Full-time Work Does Not Actually Work for Everybody
It feels embarrassing to admit that my autism and truama limits my ability to work full time, but less embarrassing than it would have a few years ago. That’s because of a conversation I had with writer Elizabeth Hinnant back in 2019.
Hinnant has postural tachycardia syndrome (POTS) and myalgic encephalomyelitis (ME), the latter sometimes unhelpfully called Chronic Fatigue Syndrome. She does have a job, but her body can only handle about five or ten hours of work a week.
The funny thing is, Hinnant feels much healthier as a disabled person than she did while able-bodied. That’s because before she got sick, she assumed she had infinite energy and resources—which isn’t true at all.
“We act as though what it means to be able-bodied is, ‘I can push myself infinitely and be fine.’” Hinnant said. “That I can do that without harm, or minimizing my own needs, or injuring my own self-trust. That I could push myself without negative consequences.”
Her illness revealed that was a lie. And living differently quickly revealed other lies—really, really unkind ones.
She said, “The biggest revelation for me was that I realized I can’t base my worth on my productivity any more. Pretty quickly [after I got sick], I had to decide if those standards were worth keeping. Because if they don’t apply to everybody, then the moment I said “Oh, I worked ten hours this week, I’m a good person,” then someone who could only work five hours, [which sometimes was me]—I’m saying they’re no longer a good person. I had to get either rid of those standards because there was no way to live up to them.”
Look, Hinnant cautioned me against glamorizing her experience. I know other people who live with chronic pain—I myself experienced it for nearly a year—and it’s scary, isolating, and, well, painful. I don’t want to portray her as footloose and fancy free, or unaffected by the severe limitations she lives with.
Still, as Hinnant pointed out, “You can live a perfectly happy life and only work five to ten hours a week.” It’s worth mentioning that there have also been many surveys done of disabled people’s quality of life, and after controlling for stuff like poverty or pain, their life satisfaction is not measurably different than the able-bodied—sometimes, it’s even higher.
Disability is not the real sickness, in other words. The real sickness is the idea that we need to be doing, producing, working in order to justify our existence.
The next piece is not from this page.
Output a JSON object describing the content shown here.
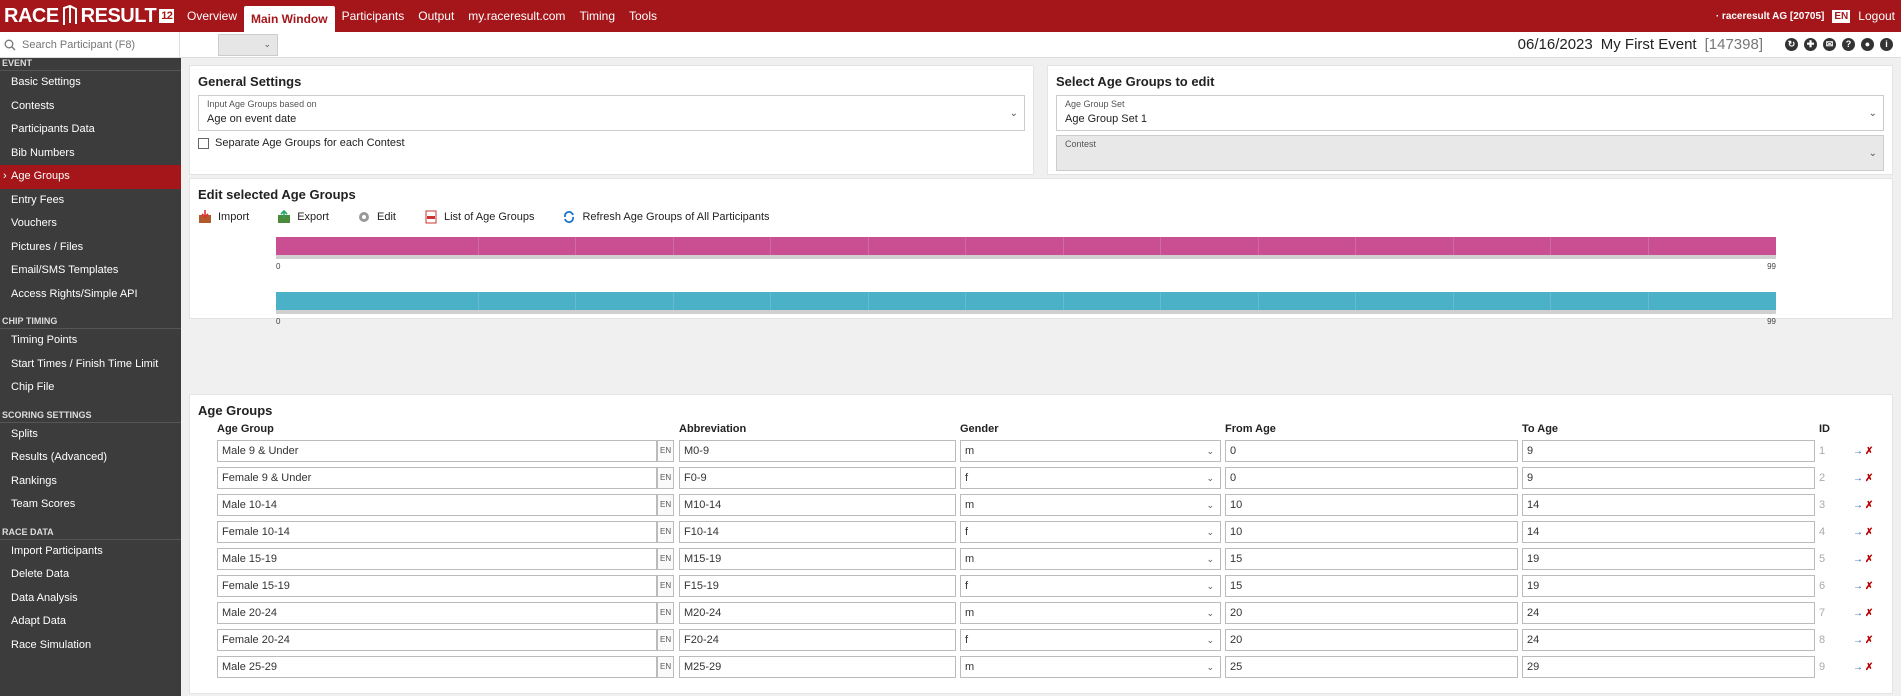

It’s been four years, and I still can’t get Hinnant’s testimony out of my head. And now that I realize I’ve had a serious developmental disability all these years, one that indeed made full time work incredibly stressful—my fascination makes a lot more sense.
But it isn’t just stress I avoided by staying home. I think I avoided shortening my life.
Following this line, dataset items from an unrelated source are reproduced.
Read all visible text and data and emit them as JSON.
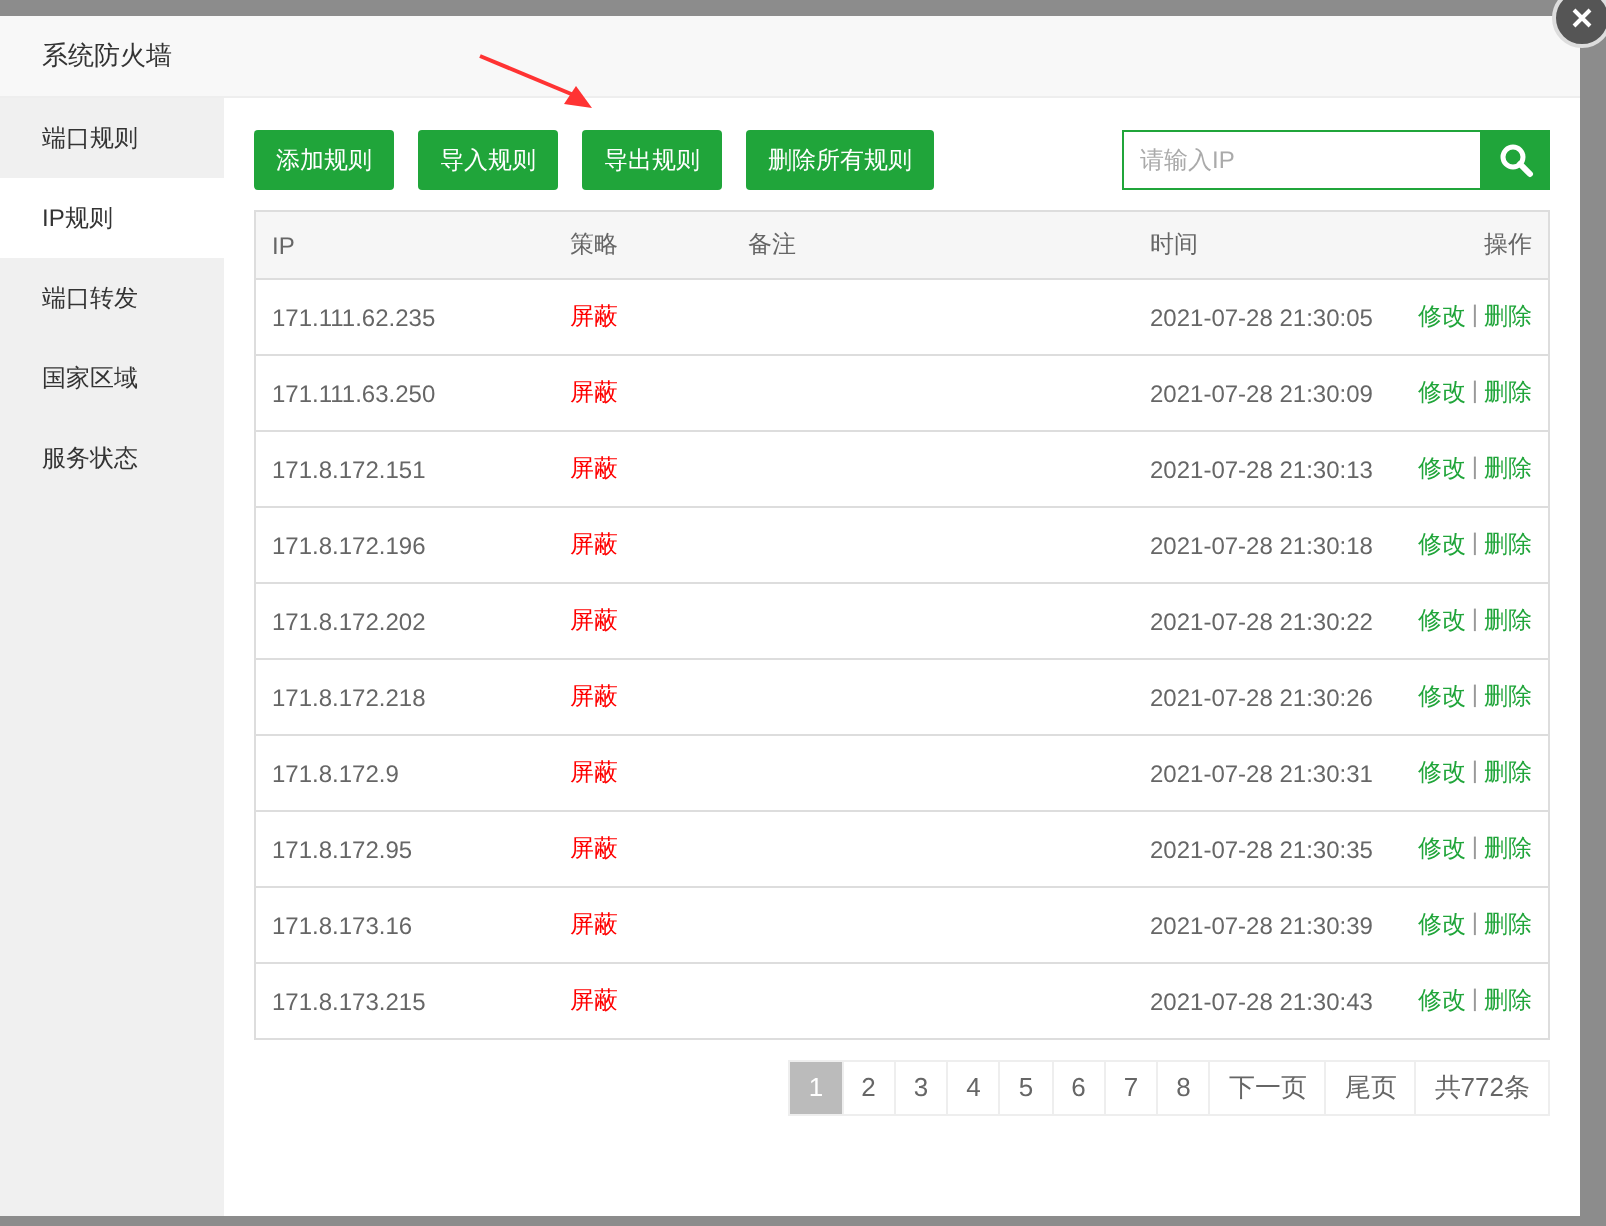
{
  "dialog": {
    "title": "系统防火墙"
  },
  "sidebar": {
    "items": [
      {
        "label": "端口规则",
        "selected": false
      },
      {
        "label": "IP规则",
        "selected": true
      },
      {
        "label": "端口转发",
        "selected": false
      },
      {
        "label": "国家区域",
        "selected": false
      },
      {
        "label": "服务状态",
        "selected": false
      }
    ]
  },
  "toolbar": {
    "buttons": [
      "添加规则",
      "导入规则",
      "导出规则",
      "删除所有规则"
    ],
    "search": {
      "placeholder": "请输入IP"
    }
  },
  "table": {
    "columns": [
      "IP",
      "策略",
      "备注",
      "时间",
      "操作"
    ],
    "rows": [
      {
        "ip": "171.111.62.235",
        "policy": "屏蔽",
        "note": "",
        "time": "2021-07-28 21:30:05",
        "actions": [
          "修改",
          "|",
          "删除"
        ]
      },
      {
        "ip": "171.111.63.250",
        "policy": "屏蔽",
        "note": "",
        "time": "2021-07-28 21:30:09",
        "actions": [
          "修改",
          "|",
          "删除"
        ]
      },
      {
        "ip": "171.8.172.151",
        "policy": "屏蔽",
        "note": "",
        "time": "2021-07-28 21:30:13",
        "actions": [
          "修改",
          "|",
          "删除"
        ]
      },
      {
        "ip": "171.8.172.196",
        "policy": "屏蔽",
        "note": "",
        "time": "2021-07-28 21:30:18",
        "actions": [
          "修改",
          "|",
          "删除"
        ]
      },
      {
        "ip": "171.8.172.202",
        "policy": "屏蔽",
        "note": "",
        "time": "2021-07-28 21:30:22",
        "actions": [
          "修改",
          "|",
          "删除"
        ]
      },
      {
        "ip": "171.8.172.218",
        "policy": "屏蔽",
        "note": "",
        "time": "2021-07-28 21:30:26",
        "actions": [
          "修改",
          "|",
          "删除"
        ]
      },
      {
        "ip": "171.8.172.9",
        "policy": "屏蔽",
        "note": "",
        "time": "2021-07-28 21:30:31",
        "actions": [
          "修改",
          "|",
          "删除"
        ]
      },
      {
        "ip": "171.8.172.95",
        "policy": "屏蔽",
        "note": "",
        "time": "2021-07-28 21:30:35",
        "actions": [
          "修改",
          "|",
          "删除"
        ]
      },
      {
        "ip": "171.8.173.16",
        "policy": "屏蔽",
        "note": "",
        "time": "2021-07-28 21:30:39",
        "actions": [
          "修改",
          "|",
          "删除"
        ]
      },
      {
        "ip": "171.8.173.215",
        "policy": "屏蔽",
        "note": "",
        "time": "2021-07-28 21:30:43",
        "actions": [
          "修改",
          "|",
          "删除"
        ]
      }
    ]
  },
  "pagination": {
    "pages": [
      {
        "label": "1",
        "selected": true
      },
      {
        "label": "2",
        "selected": false
      },
      {
        "label": "3",
        "selected": false
      },
      {
        "label": "4",
        "selected": false
      },
      {
        "label": "5",
        "selected": false
      },
      {
        "label": "6",
        "selected": false
      },
      {
        "label": "7",
        "selected": false
      },
      {
        "label": "8",
        "selected": false
      }
    ],
    "next": "下一页",
    "last": "尾页",
    "total": "共772条"
  }
}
And if that’s true for me, a wealthy white woman with good access to health care, how much truer is that of people of color, and/or those who are poor?
Trauma affects our physical bodies in tangible, terrible ways. And our system gives people no time to heal from it. We assume survivors can just bounce back, or act as if nothing happened. That to take time off is to be lazy, or entitled, or precious.
Knowing the toll chronic stress puts on human beings leaves me no choice but to question our assumptions about how much work adults can do.
Because a LOT of people in our society have high ACES scores, especially those who are most marginalized. They are called lazy or entitled if they struggle to hold down jobs. And I am done pretending I’m somehow different than they are.
I think we should structure our society to share, so that everyone has spare hours to avoid dying young from trauma. And the first step to getting there is for each of us to start questioning the link between our work and our self-worth. Then, we need to begin radically, lovingly, transgressively, living a different way. And we need to live that way loudly to make space for the simple truth a forty-hour work week is not always doable.